In Sweden, there is a cleaning and decluttering concept called “döstädning” (pronounced exactly as it appears). Translated, this means…gulp…here we go…death cleaning. Pause. Breathe. I know your reservations. What does it mean? What does cleaning have to do with death? And why on Earth has this idea become a custom? I have to admit, I was both repelled and intrigued when I first learned about Swedish döstädning.
Death cleaning or döstädning is a thorough cleaning and decluttering of your home as a proactive way to show kindness to, and decrease stress for, those who will be taking care of your possessions after you pass away. The good thing about this, please hear me, is that you can do it ANYTIME. A person does not need to be sick, nor up in years to do it. I think many people would benefit from the process of döstädning all throughout their lives. You can adopt the concept during a lengthy and happy life, and carry it through into your dotage. If you have too many things or you’ve been wanting to downsize, döstädning is a great place to start.
The process is familiar. A person begins by sorting through every one of their possessions, from top to bottom, really taking into account whether or not each item is truly needed. If you find something you had forgotten that you had, it is probably a safe bet that you can honestly part with it. Next, you toss everything that is broken or damaged. This includes all of the things you’ve been telling yourself that you will fix, but that you know you probably won’t ever get to. When you reach a stalemate and are not quite able to let something go, you then ask yourself this simple question: if I pass on soon, would someone else be able to use this object in its current condition? This could help with the process.
Döstädning also includes ridding yourself of outdated technology, clothing, and other items.
We all have them- like that box full of cords and chargers that we have no idea what they connect to. It’s ok to let them go! Sometimes there are even schools or organizations that take donations of these items for various reasons.
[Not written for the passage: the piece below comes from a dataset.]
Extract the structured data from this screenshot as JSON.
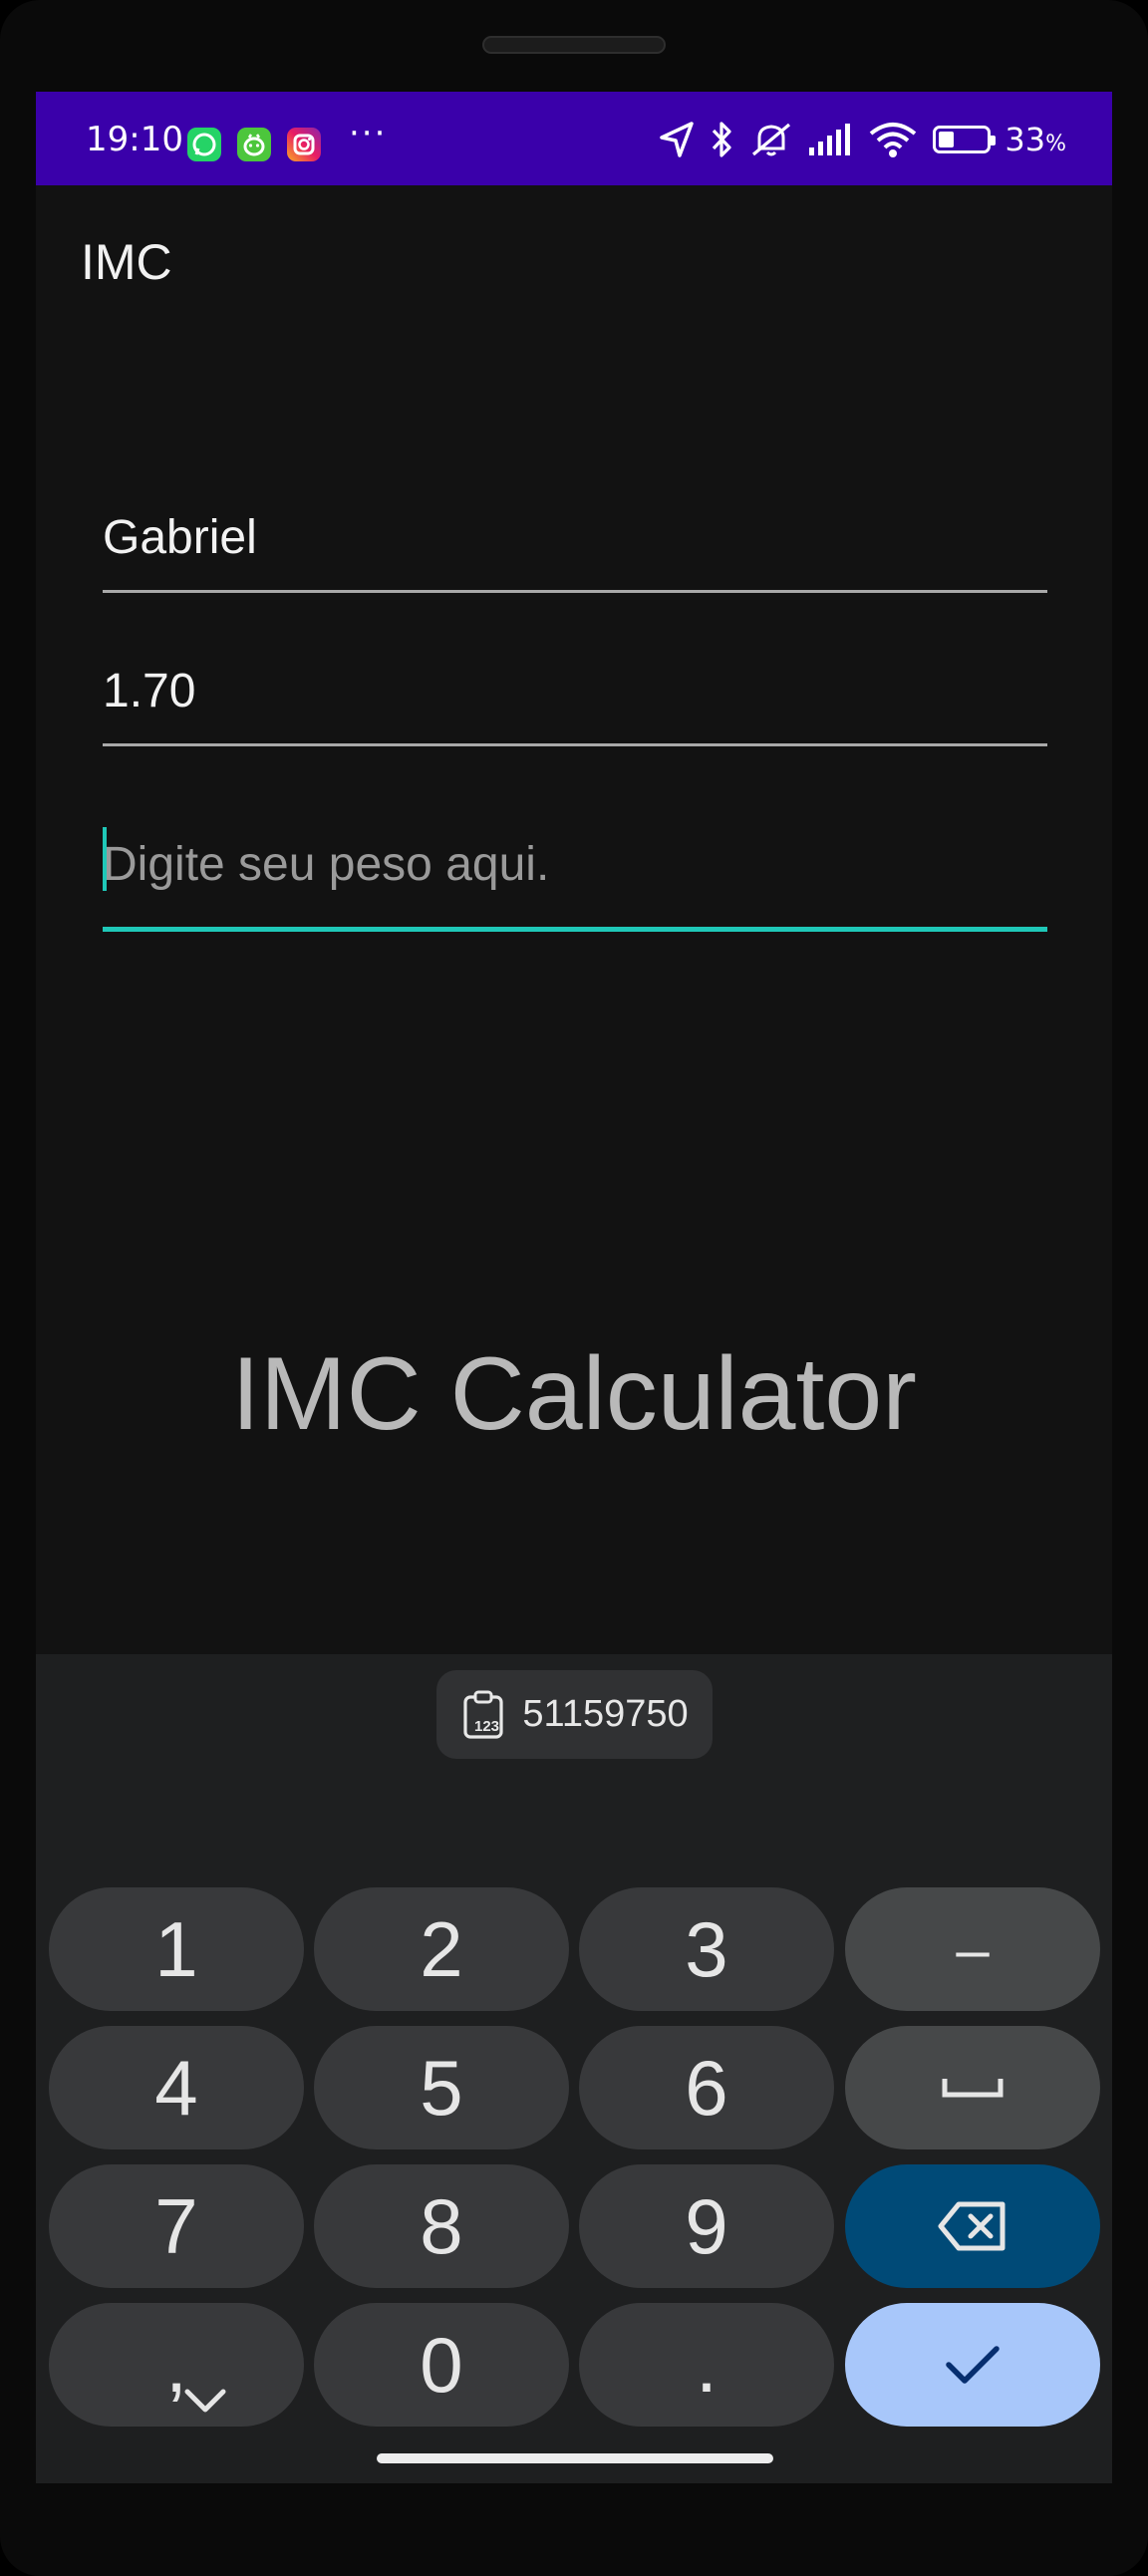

What sets döstädning apart from the trendy minimalist cleanup projects that so many are embarking on lately, is the rich social interaction all through the process. Friends and family are invited over as a person goes through their belongings and begins to amass their discard pile. If someone just bought a new home or is moving into a dorm or a first apartment, they likely will have a great need for some of the things that you are deciding to part with. As you clean out, others embrace your time of trimming down by taking items off your hands.
Some friends might come because they have needs, but some may take items just simply for the pleasure of being reminded of you. Often during the process, you’ll sit and have coffee or tea together, and then you’ll be able to give to someone in a meaningful way through your hard work of downsizing. You can share stories of how you used something, or why or where you bought it. Often, the stories told will mean far more to the individual than any souvenir they might claim from your belongings.
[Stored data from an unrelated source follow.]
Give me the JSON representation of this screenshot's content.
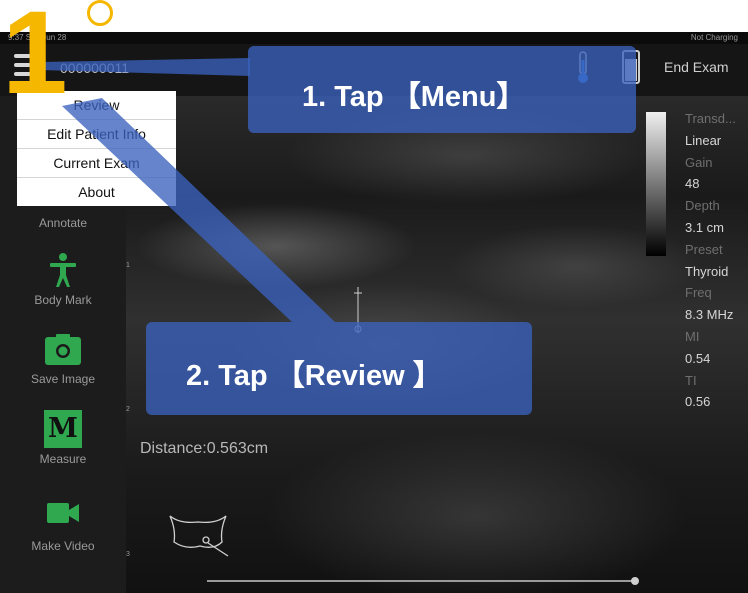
{
  "status": {
    "time": "9:37  Sun Jun 28",
    "battery": "Not Charging"
  },
  "header": {
    "patient_id": "000000011",
    "end_exam_label": "End Exam"
  },
  "menu": {
    "items": [
      {
        "label": "Review"
      },
      {
        "label": "Edit Patient Info"
      },
      {
        "label": "Current Exam"
      },
      {
        "label": "About"
      }
    ]
  },
  "sidebar": {
    "items": [
      {
        "label": "Annotate",
        "icon": "annotate-icon"
      },
      {
        "label": "Body Mark",
        "icon": "body-mark-icon"
      },
      {
        "label": "Save Image",
        "icon": "camera-icon"
      },
      {
        "label": "Measure",
        "icon": "measure-icon",
        "glyph": "M"
      },
      {
        "label": "Make Video",
        "icon": "video-camera-icon"
      }
    ]
  },
  "params": {
    "items": [
      {
        "key": "Transd...",
        "value": "Linear"
      },
      {
        "key": "Gain",
        "value": "48"
      },
      {
        "key": "Depth",
        "value": "3.1 cm"
      },
      {
        "key": "Preset",
        "value": "Thyroid"
      },
      {
        "key": "Freq",
        "value": "8.3 MHz"
      },
      {
        "key": "MI",
        "value": "0.54"
      },
      {
        "key": "TI",
        "value": "0.56"
      }
    ]
  },
  "image": {
    "distance": "Distance:0.563cm",
    "depth_ticks": [
      "1",
      "2",
      "3"
    ]
  },
  "tutorial": {
    "step_number": "1",
    "callout1": "1. Tap 【Menu】",
    "callout2": "2. Tap 【Review 】"
  },
  "colors": {
    "accent": "#f5b700",
    "callout": "#3a62be",
    "icon_green": "#2fa84f"
  }
}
In the end, the process of döstädning allows you to lessen stress for everyone who loves you later on, while you clean and make more space for yourself. All the while, you have had the opportunity for a good visit with someone who will always remember that you love them- both while you keep on living your best life, and later.
After a person has done all the hard work of döstädning, it might be the perfect time to transition to your hygge (pronounced who-ga or hooga). Hygge is a self-care concept all about creating a home designed around comfort, coziness and just being as content as possible. It’s about enjoying life in well-being and simplicity. Give it a try, you’ve earned it!